Enfin, le temps se gâta tout à fait. Le ciel nuageux me condamnait à rester très bas sur cette région accidentée. Le vent soufflait par rafales chargées de gouttes de pluie, les remous étaient violents. Dans certaines secousses, je sentais craquer mes vieilles ailes vermoulues, cela valait les pires souvenirs d'Amérique... Malade, abruti, je luttais machinalement. J'enrageais contre l'huile qui m'aveuglait et qu'il fallait essuyer continuellement, d'un geste crispant... Par moments, je traversais à l'aveuglette des nuages de pluie. Ce fut ainsi pendant plus d'une heure, entre Peyrolles et le sud de Draguignan.

                                         

Tout à coup, derrière une crête abrupte, je trouvai la plaine de Fréjus. L'atmosphère y était relativement calme, mes muscles eurent quelques minutes de repos. Mais, en vue de Fréjus, j'entrai dans un orage de pluie. C'était l'aveuglement complet. Mon mouchoir imbibé d'huile ne nettoyait plus. En frottant nerveusement je fis sauter de sa monture un de mes verres de lunettes et l'œil correspondant dut s'ouvrir sous les piqûres douloureuses des gouttes de pluie, tandis que l'autre restait aveugle derrière un verre opaque. Pour y voir un peu, je devais tourner la tête et regarder derrière mes ailes. C'était une petite torture.
J'atteignis Fréjus, où nous avions un champ de ravitaillement. Je cherche vainement ce champ entre l'est et le sud, selon l'indication de ma carte. Rien... mes yeux n'y voyaient plus. J'avise une bande de terrain qui borde une route. J'y descends. Le sol est marécageux et couvert de grandes herbes (j'évite cependant le capotage).
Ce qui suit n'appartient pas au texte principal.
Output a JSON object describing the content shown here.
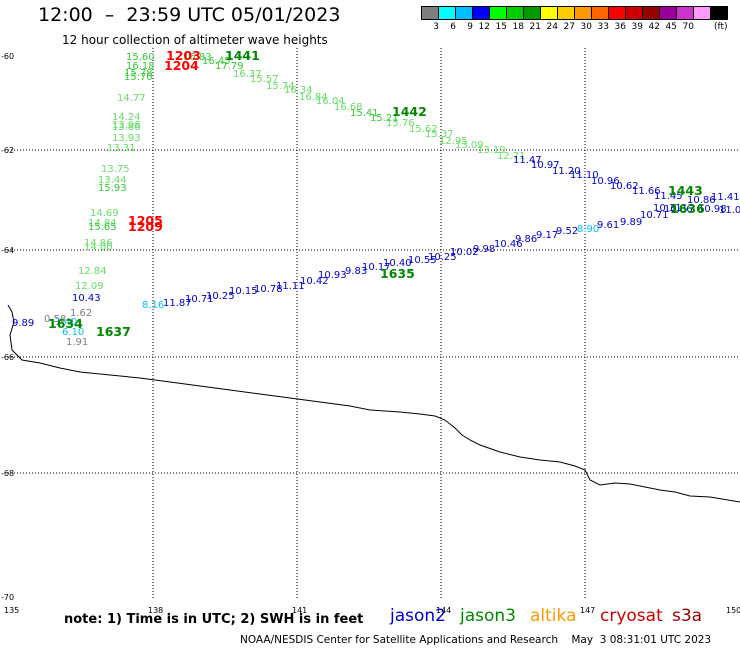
{
  "header": {
    "title": "12:00  –  23:59 UTC 05/01/2023",
    "subtitle": "12 hour collection of altimeter wave heights"
  },
  "colorbar": {
    "colors": [
      "#7f7f7f",
      "#00ffff",
      "#00bfff",
      "#0000ff",
      "#00ff00",
      "#00cc00",
      "#009900",
      "#ffff00",
      "#ffcc00",
      "#ff9900",
      "#ff6600",
      "#ff0000",
      "#cc0000",
      "#990000",
      "#990099",
      "#cc33cc",
      "#ff99ff",
      "#000000"
    ],
    "labels": [
      "3",
      "6",
      "9",
      "12",
      "15",
      "18",
      "21",
      "24",
      "27",
      "30",
      "33",
      "36",
      "39",
      "42",
      "45",
      "70"
    ],
    "unit": "(ft)"
  },
  "axes": {
    "lon_ticks": [
      "135",
      "138",
      "141",
      "144",
      "147",
      "150"
    ],
    "lat_ticks": [
      "-60",
      "-62",
      "-64",
      "-66",
      "-68",
      "-70"
    ]
  },
  "legend": {
    "note": "note: 1) Time is in UTC; 2) SWH is in feet",
    "items": [
      {
        "label": "jason2",
        "color": "#0000cc"
      },
      {
        "label": "jason3",
        "color": "#008800"
      },
      {
        "label": "altika",
        "color": "#ff9900"
      },
      {
        "label": "cryosat",
        "color": "#cc0000"
      },
      {
        "label": "s3a",
        "color": "#990000"
      }
    ]
  },
  "footer": "NOAA/NESDIS Center for Satellite Applications and Research    May  3 08:31:01 UTC 2023",
  "track_times": [
    {
      "text": "1441",
      "color": "#008800"
    },
    {
      "text": "1442",
      "color": "#008800"
    },
    {
      "text": "1443",
      "color": "#008800"
    },
    {
      "text": "1636",
      "color": "#008800"
    },
    {
      "text": "1635",
      "color": "#008800"
    },
    {
      "text": "1634",
      "color": "#008800"
    },
    {
      "text": "1637",
      "color": "#008800"
    },
    {
      "text": "1204",
      "color": "#ff0000"
    },
    {
      "text": "1203",
      "color": "#ff0000"
    },
    {
      "text": "1205",
      "color": "#ff0000"
    },
    {
      "text": "1209",
      "color": "#ff0000"
    }
  ],
  "swh_values": [
    {
      "text": "15.60",
      "color": "#33cc33"
    },
    {
      "text": "16.18",
      "color": "#33cc33"
    },
    {
      "text": "15.78",
      "color": "#33cc33"
    },
    {
      "text": "15.70",
      "color": "#33cc33"
    },
    {
      "text": "16.83",
      "color": "#33cc33"
    },
    {
      "text": "16.45",
      "color": "#33cc33"
    },
    {
      "text": "17.79",
      "color": "#33cc33"
    },
    {
      "text": "16.37",
      "color": "#66dd66"
    },
    {
      "text": "15.57",
      "color": "#66dd66"
    },
    {
      "text": "15.74",
      "color": "#66dd66"
    },
    {
      "text": "16.34",
      "color": "#66dd66"
    },
    {
      "text": "16.84",
      "color": "#66dd66"
    },
    {
      "text": "16.04",
      "color": "#66dd66"
    },
    {
      "text": "16.68",
      "color": "#66dd66"
    },
    {
      "text": "15.41",
      "color": "#33cc33"
    },
    {
      "text": "15.21",
      "color": "#33cc33"
    },
    {
      "text": "15.76",
      "color": "#66dd66"
    },
    {
      "text": "15.62",
      "color": "#66dd66"
    },
    {
      "text": "15.37",
      "color": "#66dd66"
    },
    {
      "text": "12.95",
      "color": "#66dd66"
    },
    {
      "text": "13.09",
      "color": "#66dd66"
    },
    {
      "text": "13.19",
      "color": "#66dd66"
    },
    {
      "text": "12.71",
      "color": "#66dd66"
    },
    {
      "text": "11.47",
      "color": "#0000cc"
    },
    {
      "text": "10.97",
      "color": "#0000cc"
    },
    {
      "text": "11.20",
      "color": "#0000cc"
    },
    {
      "text": "11.10",
      "color": "#0000cc"
    },
    {
      "text": "10.96",
      "color": "#0000cc"
    },
    {
      "text": "10.62",
      "color": "#0000cc"
    },
    {
      "text": "11.66",
      "color": "#0000cc"
    },
    {
      "text": "11.45",
      "color": "#0000cc"
    },
    {
      "text": "10.86",
      "color": "#0000cc"
    },
    {
      "text": "11.41",
      "color": "#0000cc"
    },
    {
      "text": "10.31",
      "color": "#0000cc"
    },
    {
      "text": "14.77",
      "color": "#66dd66"
    },
    {
      "text": "14.24",
      "color": "#66dd66"
    },
    {
      "text": "13.98",
      "color": "#66dd66"
    },
    {
      "text": "13.86",
      "color": "#66dd66"
    },
    {
      "text": "13.93",
      "color": "#66dd66"
    },
    {
      "text": "13.31",
      "color": "#66dd66"
    },
    {
      "text": "13.75",
      "color": "#66dd66"
    },
    {
      "text": "13.44",
      "color": "#66dd66"
    },
    {
      "text": "15.93",
      "color": "#33cc33"
    },
    {
      "text": "14.69",
      "color": "#66dd66"
    },
    {
      "text": "14.84",
      "color": "#66dd66"
    },
    {
      "text": "15.65",
      "color": "#33cc33"
    },
    {
      "text": "14.86",
      "color": "#66dd66"
    },
    {
      "text": "14.00",
      "color": "#66dd66"
    },
    {
      "text": "12.84",
      "color": "#66dd66"
    },
    {
      "text": "12.09",
      "color": "#66dd66"
    },
    {
      "text": "10.43",
      "color": "#0000cc"
    },
    {
      "text": "9.89",
      "color": "#0000cc"
    },
    {
      "text": "0.58",
      "color": "#7f7f7f"
    },
    {
      "text": "1.62",
      "color": "#7f7f7f"
    },
    {
      "text": "3.40",
      "color": "#00bfff"
    },
    {
      "text": "6.10",
      "color": "#00bfff"
    },
    {
      "text": "1.91",
      "color": "#7f7f7f"
    },
    {
      "text": "8.16",
      "color": "#00bfff"
    },
    {
      "text": "11.87",
      "color": "#0000cc"
    },
    {
      "text": "10.71",
      "color": "#0000cc"
    },
    {
      "text": "10.25",
      "color": "#0000cc"
    },
    {
      "text": "10.15",
      "color": "#0000cc"
    },
    {
      "text": "10.78",
      "color": "#0000cc"
    },
    {
      "text": "11.11",
      "color": "#0000cc"
    },
    {
      "text": "10.42",
      "color": "#0000cc"
    },
    {
      "text": "10.93",
      "color": "#0000cc"
    },
    {
      "text": "9.83",
      "color": "#0000cc"
    },
    {
      "text": "10.17",
      "color": "#0000cc"
    },
    {
      "text": "10.40",
      "color": "#0000cc"
    },
    {
      "text": "10.55",
      "color": "#0000cc"
    },
    {
      "text": "10.25",
      "color": "#0000cc"
    },
    {
      "text": "10.02",
      "color": "#0000cc"
    },
    {
      "text": "9.98",
      "color": "#0000cc"
    },
    {
      "text": "10.46",
      "color": "#0000cc"
    },
    {
      "text": "9.86",
      "color": "#0000cc"
    },
    {
      "text": "9.17",
      "color": "#0000cc"
    },
    {
      "text": "9.52",
      "color": "#0000cc"
    },
    {
      "text": "8.90",
      "color": "#00bfff"
    },
    {
      "text": "9.61",
      "color": "#0000cc"
    },
    {
      "text": "9.89",
      "color": "#0000cc"
    },
    {
      "text": "10.71",
      "color": "#0000cc"
    },
    {
      "text": "10.36",
      "color": "#0000cc"
    },
    {
      "text": "10.98",
      "color": "#0000cc"
    },
    {
      "text": "11.09",
      "color": "#0000cc"
    }
  ]
}
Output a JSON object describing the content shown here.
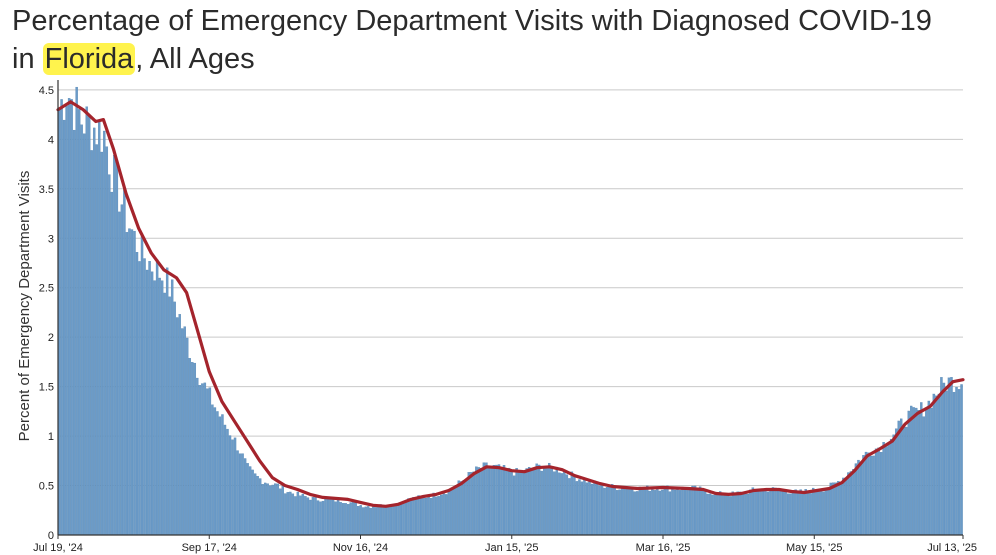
{
  "title": {
    "line1": "Percentage of Emergency Department Visits with Diagnosed COVID-19",
    "line2_prefix": "in ",
    "line2_highlight": "Florida",
    "line2_suffix": ", All Ages"
  },
  "chart_data": {
    "type": "bar",
    "title": "Percentage of Emergency Department Visits with Diagnosed COVID-19 in Florida, All Ages",
    "ylabel": "Percent of Emergency Department Visits",
    "xlabel": "",
    "x_start": "2024-07-19",
    "x_end": "2025-07-13",
    "ylim": [
      0,
      4.6
    ],
    "y_ticks": [
      0,
      0.5,
      1,
      1.5,
      2,
      2.5,
      3,
      3.5,
      4,
      4.5
    ],
    "y_tick_labels": [
      "0",
      "0.5",
      "1",
      "1.5",
      "2",
      "2.5",
      "3",
      "3.5",
      "4",
      "4.5"
    ],
    "x_ticks": [
      {
        "date": "2024-07-19",
        "label": "Jul 19, '24"
      },
      {
        "date": "2024-09-17",
        "label": "Sep 17, '24"
      },
      {
        "date": "2024-11-16",
        "label": "Nov 16, '24"
      },
      {
        "date": "2025-01-15",
        "label": "Jan 15, '25"
      },
      {
        "date": "2025-03-16",
        "label": "Mar 16, '25"
      },
      {
        "date": "2025-05-15",
        "label": "May 15, '25"
      },
      {
        "date": "2025-07-13",
        "label": "Jul 13, '25"
      }
    ],
    "grid": true,
    "colors": {
      "bars": "#6b9bc8",
      "bar_edge": "#4f80ad",
      "trend": "#a4242c",
      "grid": "#c9c9c9"
    },
    "series": [
      {
        "kind": "daily-bars",
        "points": [
          [
            "2024-07-19",
            4.3
          ],
          [
            "2024-07-22",
            4.5
          ],
          [
            "2024-07-25",
            4.35
          ],
          [
            "2024-07-28",
            4.2
          ],
          [
            "2024-07-31",
            4.15
          ],
          [
            "2024-08-03",
            4.1
          ],
          [
            "2024-08-06",
            4.05
          ],
          [
            "2024-08-09",
            3.7
          ],
          [
            "2024-08-12",
            3.45
          ],
          [
            "2024-08-15",
            3.2
          ],
          [
            "2024-08-18",
            3.0
          ],
          [
            "2024-08-21",
            2.85
          ],
          [
            "2024-08-24",
            2.75
          ],
          [
            "2024-08-27",
            2.68
          ],
          [
            "2024-08-30",
            2.6
          ],
          [
            "2024-09-02",
            2.45
          ],
          [
            "2024-09-05",
            2.2
          ],
          [
            "2024-09-08",
            1.95
          ],
          [
            "2024-09-11",
            1.75
          ],
          [
            "2024-09-14",
            1.55
          ],
          [
            "2024-09-17",
            1.4
          ],
          [
            "2024-09-20",
            1.25
          ],
          [
            "2024-09-23",
            1.12
          ],
          [
            "2024-09-26",
            1.0
          ],
          [
            "2024-09-29",
            0.85
          ],
          [
            "2024-10-02",
            0.68
          ],
          [
            "2024-10-05",
            0.6
          ],
          [
            "2024-10-08",
            0.55
          ],
          [
            "2024-10-11",
            0.52
          ],
          [
            "2024-10-14",
            0.5
          ],
          [
            "2024-10-17",
            0.45
          ],
          [
            "2024-10-20",
            0.42
          ],
          [
            "2024-10-23",
            0.4
          ],
          [
            "2024-10-26",
            0.38
          ],
          [
            "2024-10-29",
            0.36
          ],
          [
            "2024-11-01",
            0.36
          ],
          [
            "2024-11-04",
            0.35
          ],
          [
            "2024-11-07",
            0.35
          ],
          [
            "2024-11-10",
            0.34
          ],
          [
            "2024-11-13",
            0.32
          ],
          [
            "2024-11-16",
            0.3
          ],
          [
            "2024-11-19",
            0.29
          ],
          [
            "2024-11-22",
            0.29
          ],
          [
            "2024-11-25",
            0.3
          ],
          [
            "2024-11-28",
            0.3
          ],
          [
            "2024-12-01",
            0.32
          ],
          [
            "2024-12-04",
            0.35
          ],
          [
            "2024-12-07",
            0.37
          ],
          [
            "2024-12-10",
            0.38
          ],
          [
            "2024-12-13",
            0.39
          ],
          [
            "2024-12-16",
            0.41
          ],
          [
            "2024-12-19",
            0.43
          ],
          [
            "2024-12-22",
            0.46
          ],
          [
            "2024-12-25",
            0.52
          ],
          [
            "2024-12-28",
            0.58
          ],
          [
            "2024-12-31",
            0.64
          ],
          [
            "2025-01-03",
            0.68
          ],
          [
            "2025-01-06",
            0.7
          ],
          [
            "2025-01-09",
            0.68
          ],
          [
            "2025-01-12",
            0.66
          ],
          [
            "2025-01-15",
            0.64
          ],
          [
            "2025-01-18",
            0.63
          ],
          [
            "2025-01-21",
            0.65
          ],
          [
            "2025-01-24",
            0.68
          ],
          [
            "2025-01-27",
            0.69
          ],
          [
            "2025-01-30",
            0.68
          ],
          [
            "2025-02-02",
            0.67
          ],
          [
            "2025-02-05",
            0.64
          ],
          [
            "2025-02-08",
            0.6
          ],
          [
            "2025-02-11",
            0.57
          ],
          [
            "2025-02-14",
            0.55
          ],
          [
            "2025-02-17",
            0.52
          ],
          [
            "2025-02-20",
            0.5
          ],
          [
            "2025-02-23",
            0.49
          ],
          [
            "2025-02-26",
            0.48
          ],
          [
            "2025-03-01",
            0.48
          ],
          [
            "2025-03-04",
            0.47
          ],
          [
            "2025-03-07",
            0.47
          ],
          [
            "2025-03-10",
            0.47
          ],
          [
            "2025-03-13",
            0.47
          ],
          [
            "2025-03-16",
            0.48
          ],
          [
            "2025-03-19",
            0.47
          ],
          [
            "2025-03-22",
            0.47
          ],
          [
            "2025-03-25",
            0.47
          ],
          [
            "2025-03-28",
            0.47
          ],
          [
            "2025-03-31",
            0.46
          ],
          [
            "2025-04-03",
            0.44
          ],
          [
            "2025-04-06",
            0.42
          ],
          [
            "2025-04-09",
            0.41
          ],
          [
            "2025-04-12",
            0.41
          ],
          [
            "2025-04-15",
            0.42
          ],
          [
            "2025-04-18",
            0.43
          ],
          [
            "2025-04-21",
            0.45
          ],
          [
            "2025-04-24",
            0.46
          ],
          [
            "2025-04-27",
            0.46
          ],
          [
            "2025-04-30",
            0.46
          ],
          [
            "2025-05-03",
            0.45
          ],
          [
            "2025-05-06",
            0.44
          ],
          [
            "2025-05-09",
            0.43
          ],
          [
            "2025-05-12",
            0.44
          ],
          [
            "2025-05-15",
            0.45
          ],
          [
            "2025-05-18",
            0.46
          ],
          [
            "2025-05-21",
            0.48
          ],
          [
            "2025-05-24",
            0.52
          ],
          [
            "2025-05-27",
            0.58
          ],
          [
            "2025-05-30",
            0.66
          ],
          [
            "2025-06-02",
            0.75
          ],
          [
            "2025-06-05",
            0.82
          ],
          [
            "2025-06-08",
            0.86
          ],
          [
            "2025-06-11",
            0.9
          ],
          [
            "2025-06-14",
            0.97
          ],
          [
            "2025-06-17",
            1.05
          ],
          [
            "2025-06-20",
            1.15
          ],
          [
            "2025-06-23",
            1.22
          ],
          [
            "2025-06-26",
            1.25
          ],
          [
            "2025-06-29",
            1.3
          ],
          [
            "2025-07-02",
            1.4
          ],
          [
            "2025-07-05",
            1.5
          ],
          [
            "2025-07-08",
            1.55
          ],
          [
            "2025-07-11",
            1.55
          ],
          [
            "2025-07-13",
            1.56
          ]
        ]
      },
      {
        "kind": "trend-line",
        "points": [
          [
            "2024-07-19",
            4.3
          ],
          [
            "2024-07-24",
            4.38
          ],
          [
            "2024-07-29",
            4.3
          ],
          [
            "2024-08-03",
            4.18
          ],
          [
            "2024-08-06",
            4.2
          ],
          [
            "2024-08-10",
            3.9
          ],
          [
            "2024-08-15",
            3.45
          ],
          [
            "2024-08-20",
            3.1
          ],
          [
            "2024-08-25",
            2.85
          ],
          [
            "2024-08-30",
            2.68
          ],
          [
            "2024-09-04",
            2.6
          ],
          [
            "2024-09-08",
            2.45
          ],
          [
            "2024-09-12",
            2.1
          ],
          [
            "2024-09-17",
            1.65
          ],
          [
            "2024-09-22",
            1.35
          ],
          [
            "2024-09-27",
            1.15
          ],
          [
            "2024-10-02",
            0.95
          ],
          [
            "2024-10-07",
            0.75
          ],
          [
            "2024-10-12",
            0.58
          ],
          [
            "2024-10-17",
            0.5
          ],
          [
            "2024-10-22",
            0.46
          ],
          [
            "2024-10-27",
            0.41
          ],
          [
            "2024-11-01",
            0.38
          ],
          [
            "2024-11-06",
            0.37
          ],
          [
            "2024-11-11",
            0.36
          ],
          [
            "2024-11-16",
            0.33
          ],
          [
            "2024-11-21",
            0.3
          ],
          [
            "2024-11-26",
            0.29
          ],
          [
            "2024-12-01",
            0.31
          ],
          [
            "2024-12-06",
            0.36
          ],
          [
            "2024-12-11",
            0.39
          ],
          [
            "2024-12-16",
            0.41
          ],
          [
            "2024-12-21",
            0.45
          ],
          [
            "2024-12-26",
            0.52
          ],
          [
            "2024-12-31",
            0.62
          ],
          [
            "2025-01-05",
            0.69
          ],
          [
            "2025-01-10",
            0.68
          ],
          [
            "2025-01-15",
            0.65
          ],
          [
            "2025-01-20",
            0.64
          ],
          [
            "2025-01-25",
            0.68
          ],
          [
            "2025-01-30",
            0.69
          ],
          [
            "2025-02-04",
            0.66
          ],
          [
            "2025-02-09",
            0.6
          ],
          [
            "2025-02-14",
            0.56
          ],
          [
            "2025-02-19",
            0.52
          ],
          [
            "2025-02-24",
            0.49
          ],
          [
            "2025-03-01",
            0.48
          ],
          [
            "2025-03-06",
            0.47
          ],
          [
            "2025-03-16",
            0.48
          ],
          [
            "2025-03-26",
            0.47
          ],
          [
            "2025-04-01",
            0.46
          ],
          [
            "2025-04-06",
            0.42
          ],
          [
            "2025-04-11",
            0.41
          ],
          [
            "2025-04-16",
            0.42
          ],
          [
            "2025-04-21",
            0.45
          ],
          [
            "2025-04-26",
            0.46
          ],
          [
            "2025-05-01",
            0.46
          ],
          [
            "2025-05-06",
            0.44
          ],
          [
            "2025-05-11",
            0.43
          ],
          [
            "2025-05-16",
            0.45
          ],
          [
            "2025-05-21",
            0.47
          ],
          [
            "2025-05-26",
            0.53
          ],
          [
            "2025-05-31",
            0.65
          ],
          [
            "2025-06-05",
            0.8
          ],
          [
            "2025-06-10",
            0.87
          ],
          [
            "2025-06-15",
            0.95
          ],
          [
            "2025-06-20",
            1.12
          ],
          [
            "2025-06-25",
            1.23
          ],
          [
            "2025-06-30",
            1.3
          ],
          [
            "2025-07-05",
            1.45
          ],
          [
            "2025-07-09",
            1.55
          ],
          [
            "2025-07-13",
            1.57
          ]
        ]
      }
    ]
  }
}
J'étais exténué, mais il fallait arriver à Nice. J'avais l'espoir d'y arriver premier. Je cours au village, aussi vite que le permet mon état physique. En chemin, je vois une bicyclette appuyée à la porte d'une maison. Je l'enfourche en criant au propriétaire ahuri que je vais la rapporter et me voilà pédalant vers le centre de Fréjus. On me renseigne :
" L'aérodrome ? Par là... Il y en a déjà un d'arrivé... " Encore... encore lui…

                                                  

J'arrive au terrain à bout de souffle. Sallenave et les mécanos étaient là avec une auto. J'abandonne mon vélocipède à un sort incertain et nous partons avec les provisions nécessaires... En route, Sallenave me raconte que j'étais passé au-dessus d'eux sans les voir...

                                          

 

Conneau avait remisé son appareil et déclaré qu'il passerait la nuit à Fréjus. Il était déjà sur le chemin de la ville, lorsque j'avais surgi. Aussitôt, demi-tour, grand branle-bas et départ pour Nice. Pendant ce temps, je faisais de la bicyclette...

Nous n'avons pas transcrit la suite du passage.